Photo of Charlotte 1893. Source: White Ribbon Association.
Charlotte was teetotal from the time of her marriage and became an ardent temperance campaigner in her own right. She was the first President of the Women’s Total Abstinence Union when it was set up in 1893 after the split from the British Women’s Temperance Association over a proposal to widen their remit to include other issues such as women’s suffrage. Charlotte supported women’s suffrage but felt that the organisation should focus exclusively on temperance.
Charlotte married Henry Wilson in 1859 and their early married life was spent living near Mansfield where he was a farmer. Henry came from a family of Nonconformist radicals and was a lifelong abstainer and Charlotte became teetotal when she married. They had no alcoholic drinks in the house for visitors or servants and encouraged their farm labourers to abstain providing only teetotal drinks at harvest-time. In 1869 they moved to the Sheffield area so Henry could join his brother in managing the Sheffield Smelting Works. Henry was for many years a Liberal MP.

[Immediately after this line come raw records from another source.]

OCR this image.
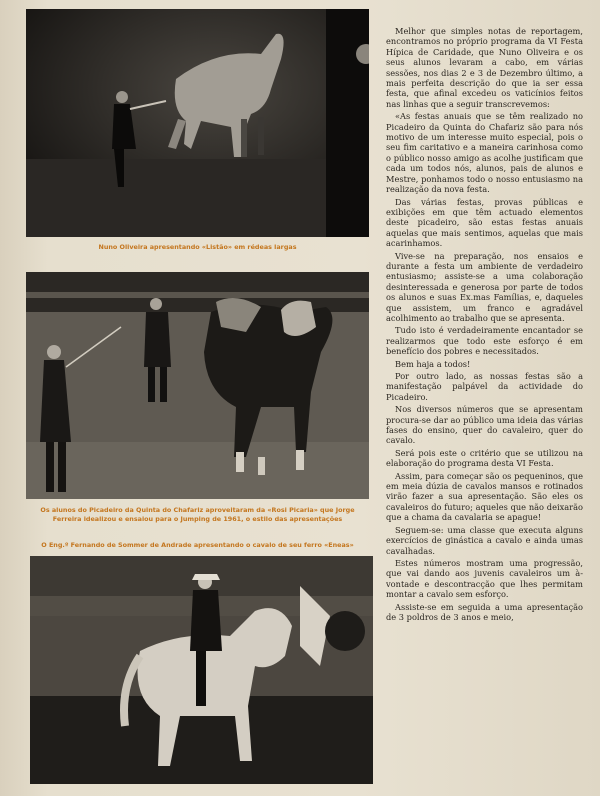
Nuno Oliveira apresentando «Listão» em rédeas largas
Os alunos do Picadeiro da Quinta do Chafariz aproveitaram da «Rosi Picaria» que Jorge Ferreira idealizou e ensaiou para o Jumping de 1961, o estilo das apresentações
O Eng.º Fernando de Sommer de Andrade apresentando o cavalo de seu ferro «Eneas»

Melhor que simples notas de reportagem, encontramos no próprio programa da VI Festa Hípica de Caridade, que Nuno Oliveira e os seus alunos levaram a cabo, em várias sessões, nos dias 2 e 3 de Dezembro último, a mais perfeita descrição do que ia ser essa festa, que afinal excedeu os vaticínios feitos nas linhas que a seguir transcrevemos:

«As festas anuais que se têm realizado no Picadeiro da Quinta do Chafariz são para nós motivo de um interesse muito especial, pois o seu fim caritativo e a maneira carinhosa como o público nosso amigo as acolhe justificam que cada um todos nós, alunos, pais de alunos e Mestre, ponhamos todo o nosso entusiasmo na realização da nova festa.

Das várias festas, provas públicas e exibições em que têm actuado elementos deste picadeiro, são estas festas anuais aquelas que mais sentimos, aquelas que mais acarinhamos.

Vive-se na preparação, nos ensaios e durante a festa um ambiente de verdadeiro entusiasmo; assiste-se a uma colaboração desinteressada e generosa por parte de todos os alunos e suas Ex.mas Famílias, e, daqueles que assistem, um franco e agradável acolhimento ao trabalho que se apresenta.

Tudo isto é verdadeiramente encantador se realizarmos que todo este esforço é em benefício dos pobres e necessitados.

Bem haja a todos!

Por outro lado, as nossas festas são a manifestação palpável da actividade do Picadeiro.

Nos diversos números que se apresentam procura-se dar ao público uma ideia das várias fases do ensino, quer do cavaleiro, quer do cavalo.

Será pois este o critério que se utilizou na elaboração do programa desta VI Festa.

Assim, para começar são os pequeninos, que em meia dúzia de cavalos mansos e rotinados virão fazer a sua apresentação. São eles os cavaleiros do futuro; aqueles que não deixarão que a chama da cavalaria se apague!

Seguem-se: uma classe que executa alguns exercícios de ginástica a cavalo e ainda umas cavalhadas.

Estes números mostram uma progressão, que vai dando aos juvenis cavaleiros um à-vontade e descontracção que lhes permitam montar a cavalo sem esforço.

Assiste-se em seguida a uma apresentação de 3 poldros de 3 anos e meio,
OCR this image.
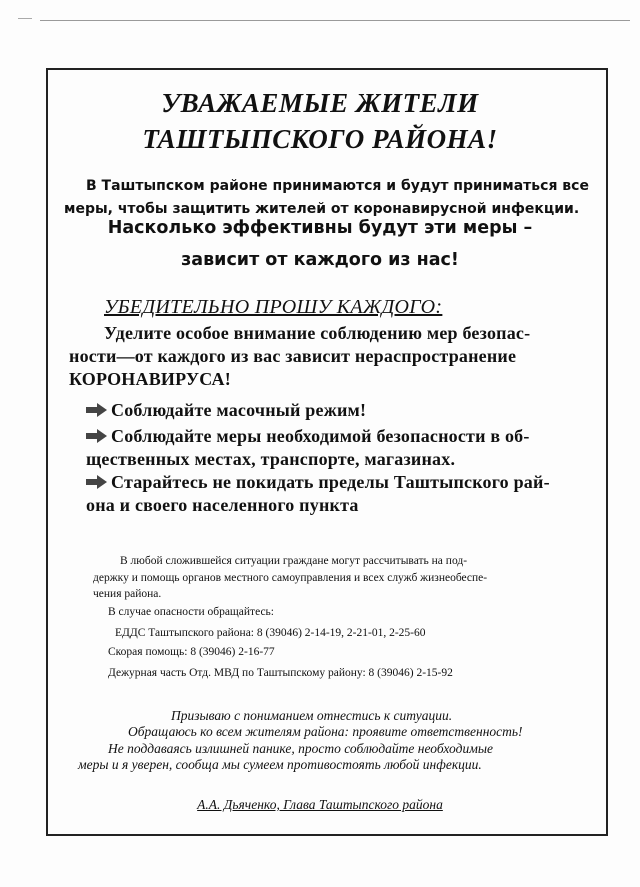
УВАЖАЕМЫЕ ЖИТЕЛИ
ТАШТЫПСКОГО РАЙОНА!

В Таштыпском районе принимаются и будут приниматься все

меры, чтобы защитить жителей от коронавирусной инфекции.

Насколько эффективны будут эти меры –

зависит от каждого из нас!

УБЕДИТЕЛЬНО ПРОШУ КАЖДОГО:

Уделите особое внимание соблюдению мер безопас-

ности—от каждого из вас зависит нераспространение

КОРОНАВИРУСА!

Соблюдайте масочный режим!

Соблюдайте меры необходимой безопасности в об-

щественных местах, транспорте, магазинах.

Старайтесь не покидать пределы Таштыпского рай-

она и своего населенного пункта

В любой сложившейся ситуации граждане могут рассчитывать на под-

держку и помощь органов местного самоуправления и всех служб жизнеобеспе-

чения района.

В случае опасности обращайтесь:

ЕДДС Таштыпского района: 8 (39046) 2-14-19, 2-21-01, 2-25-60

Скорая помощь: 8 (39046) 2-16-77

Дежурная часть Отд. МВД по Таштыпскому району: 8 (39046) 2-15-92

Призываю с пониманием отнестись к ситуации.

Обращаюсь ко всем жителям района: проявите ответственность!

Не поддаваясь излишней панике, просто соблюдайте необходимые

меры и я уверен, сообща мы сумеем противостоять любой инфекции.

А.А. Дьяченко, Глава Таштыпского района
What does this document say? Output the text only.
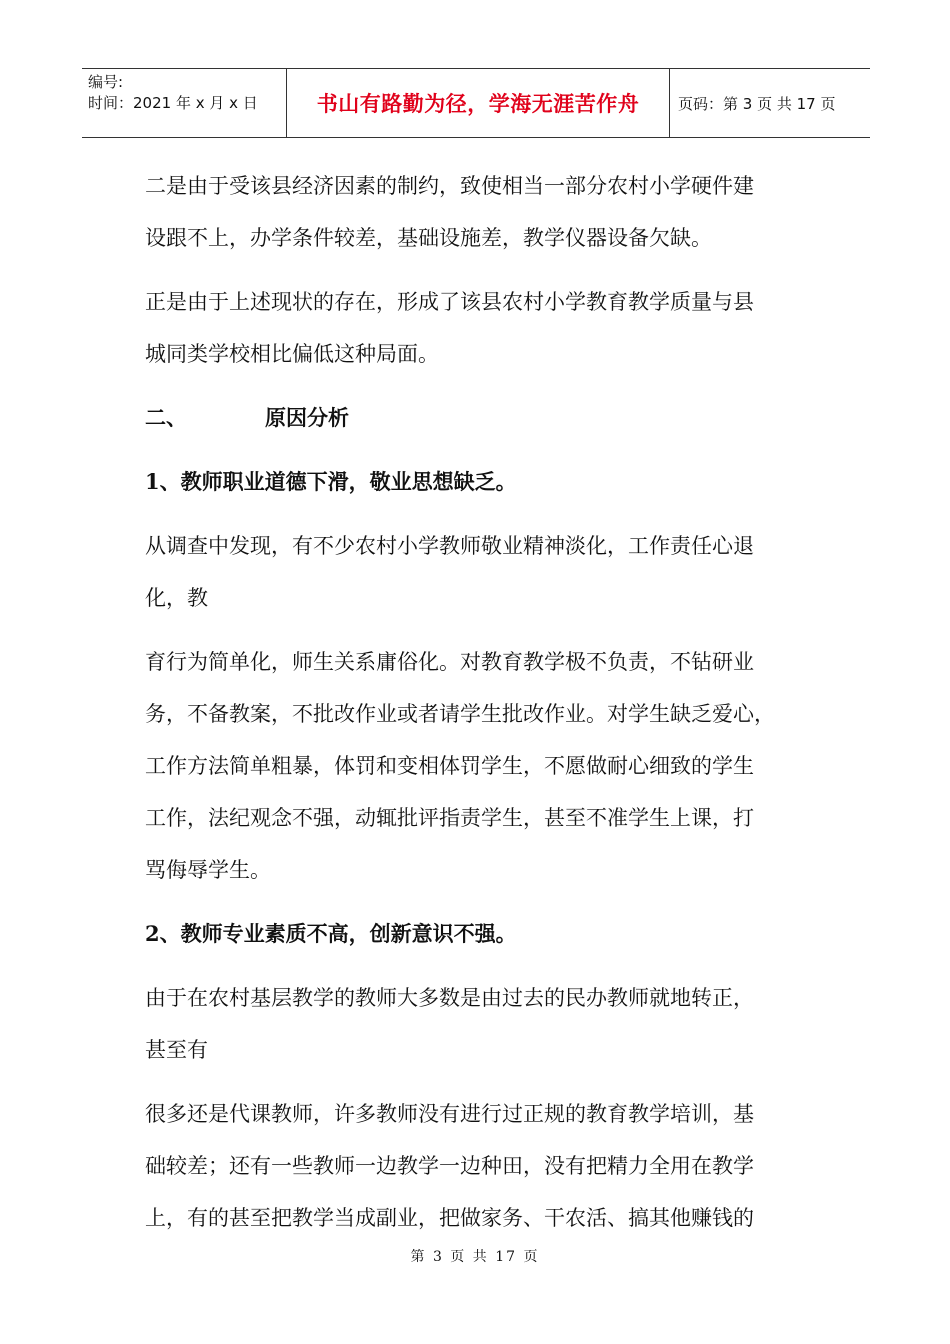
编号:
时间：2021 年 x 月 x 日	书山有路勤为径，学海无涯苦作舟	页码：第 3 页 共 17 页
二是由于受该县经济因素的制约，致使相当一部分农村小学硬件建
设跟不上，办学条件较差，基础设施差，教学仪器设备欠缺。
正是由于上述现状的存在，形成了该县农村小学教育教学质量与县
城同类学校相比偏低这种局面。
二、	原因分析
1、教师职业道德下滑，敬业思想缺乏。
从调查中发现，有不少农村小学教师敬业精神淡化，工作责任心退
化，教
育行为简单化，师生关系庸俗化。对教育教学极不负责，不钻研业
务，不备教案，不批改作业或者请学生批改作业。对学生缺乏爱心，
工作方法简单粗暴，体罚和变相体罚学生，不愿做耐心细致的学生
工作，法纪观念不强，动辄批评指责学生，甚至不准学生上课，打
骂侮辱学生。
2、教师专业素质不高，创新意识不强。
由于在农村基层教学的教师大多数是由过去的民办教师就地转正，
甚至有
很多还是代课教师，许多教师没有进行过正规的教育教学培训，基
础较差；还有一些教师一边教学一边种田，没有把精力全用在教学
上，有的甚至把教学当成副业，把做家务、干农活、搞其他赚钱的
第 3 页 共 17 页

Both Henry and Charlotte were involved in campaigning on a range of political and social issues, and Henry w. Her obituary stated:
She was as convinced and ardent in her political and moral views as her late husband, and whatever she believed in, she carried out with the same daunting courage and unfailing pertinacity. One example of her spirit was the stand she took with Mrs. Josephine Butler in heading the crusade against the State regulation of vice.
This ‘crusade’ was against the Contagious Diseases Act 1864 which had been introduced to regulate ‘common prostitutes’. The Act made it the law for women suspected of prostitution to register with the police and submit to an invasive medical examination. If the woman was found to be suffering from a venereal disease, she would be confined to a ‘lock hospital’ until pronounced ‘clean’. The Contagious Diseases Act was repealed in 1886.
Charlotte was also on the committee of the Sheffield House of Help for Friendless Girls and Women for 18 years. This house was in Paradise Square and provided accommodation and support for homeless young women. There were several criteria for entry including ‘young women who have fallen from virtue, and desire to redeem their character’.
Charlotte and Henry were interred in grave DD 135 in the Nonconformist area which is still visible.